A través de su curiosidad innata, logró saber el número de teléfono de ella. Conoció su nombre: Mónica Raffo. Supo que tenía veinte años y que vivía en un paquete barrio de la zona más encantadora de la ciudad. Ella manejaba una motoneta y siempre vestía un Jean con blusas de colores claros. El cabello, larguísimo, le coronaba la espalda hasta más debajo de las nalgas. Muchas veces lo tenía enroscado en una especie de pirámide sobre la cabeza, atravesada por un lápiz de grafito.
Nunca se acercó para hablarle y permanentemente evitaba pasar a su lado. Pero… un día de tormenta, tomó el teléfono y sin decir su nombre la llamó y hablaron un largo tiempo. Supo que le gustaba la música de jazz, hacer viajes cortos a lugares inhóspitos, amaba la literatura inglesa y a Shakespeare, al que buscaba asistir cuando daban una de sus obras en el teatro de la ciudad o ciudades vecinas. Cuando colgó, ella no sabía quién le había hablado, tan entusiasmada estaba de encontrar un joven que supiera tanto de sus gustos. No tuvo miedo.
Ingenua, esperaba sus llamadas. Él, con su persistente orden, todos los jueves a las ocho en punto le hacía un llamado. Y hablaban como viejos conocidos. Nunca se habían visto… eso creía Mónica. Pasaron los meses y él, le dijo que se iba a tomar un trabajo en otra ciudad y que le escribiría. Así lo hizo. Largas cartas donde hablaban de mil cosas. Ella un día le pidió una cita. Él, le dio un extenso motivo por lo cual no podía momentáneamente verla. Muchas veces estaban sentados en distintas filas y butacas del teatro, pero nunca se acercaba para que lo conociera. Ella, supo que había comenzado un romance inédito. Lo amaba. Su corazón esperaba con ansiedad sus llamados o cartas.

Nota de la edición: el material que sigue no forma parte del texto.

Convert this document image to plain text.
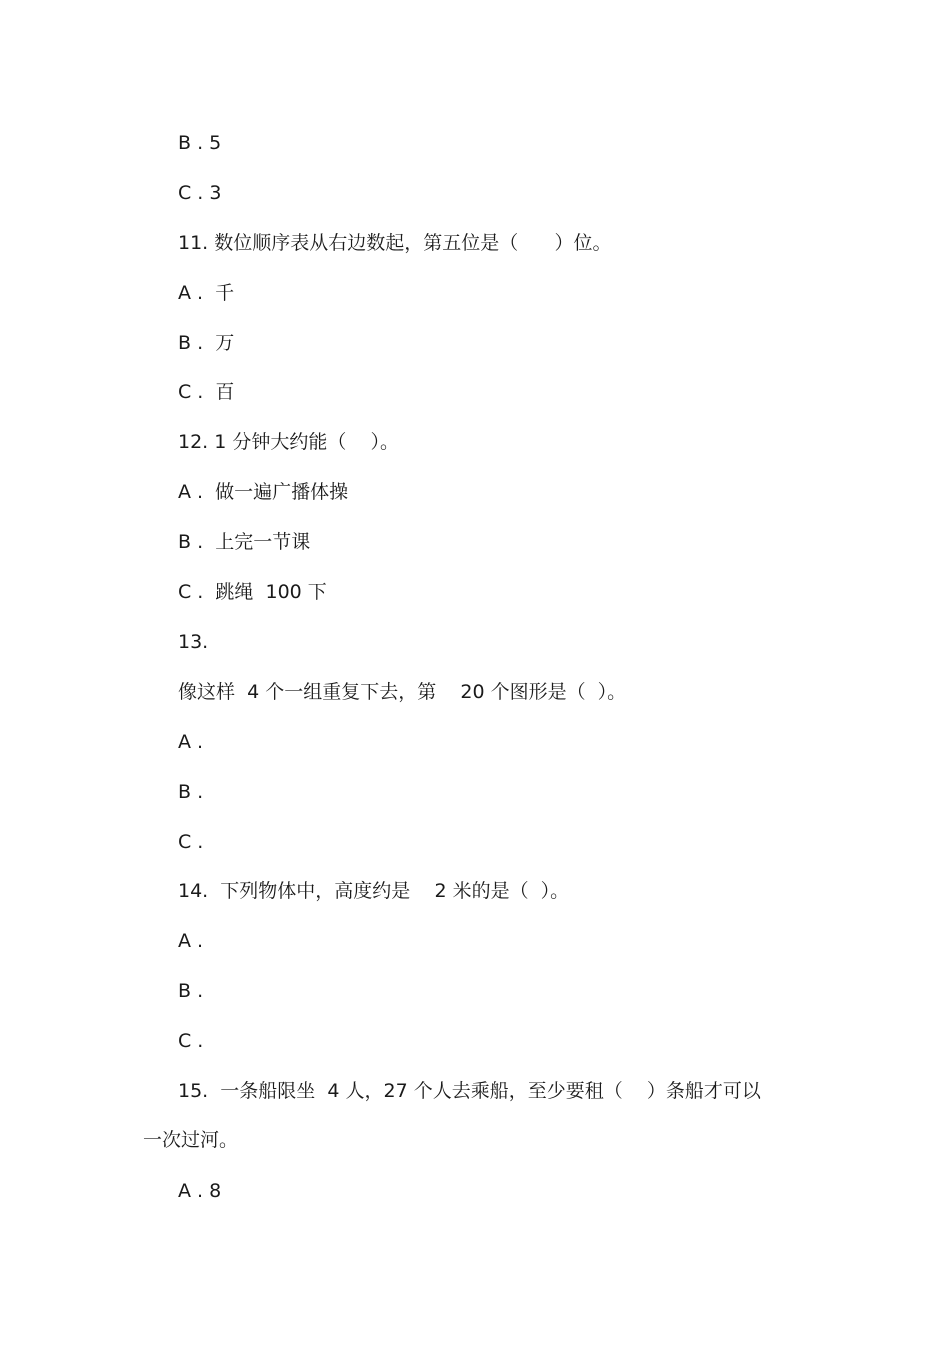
B . 5
C . 3
11. 数位顺序表从右边数起，第五位是（      ）位。
A .  千
B .  万
C .  百
12. 1 分钟大约能（    ）。
A .  做一遍广播体操
B .  上完一节课
C .  跳绳  100 下
13.
像这样  4 个一组重复下去，第    20 个图形是（  ）。
A .
B .
C .
14.  下列物体中，高度约是    2 米的是（  ）。
A .
B .
C .
15.  一条船限坐  4 人，27 个人去乘船，至少要租（    ）条船才可以
一次过河。
A . 8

Pasaron cinco años. El nombramiento como gerente socio de la empresa le aseguró un lugar en la sociedad en donde los que antes lo molestaban con sus burlas; hoy le debían obedecer en las obras. Para Mónica su amado se llamaba Alfredo. En realidad se llamaba Eudoro García. Y salía en los diarios con ese nombre, ella nunca podía suponer quién era en realidad ese misterioso enamorado que no había visto nunca.
Una amiga le presentó a un abogado simpático y charlatán que pronto la encaró con flores y besos robados. Ella extrañaba a su ignoto amante. Y aceptó salir con Lisandro Aguirre, y Eudoro los vio y se desató en ira. Corrió hasta donde la pudo alcanzar.
Llegó hasta la casa de Mónica que regresó sin saber su destino. De frente con un cuchillo le clavó en el corazón; surgiendo la sangre como un enorme crisantemo bermejo. Con el fuego que arrasó con furia, el cuerpo crepitó la sangre, laca tórrida en un crimen de pasión, venganza y odio. Ella cayó murmurando el nombre de su adorado Alfredo.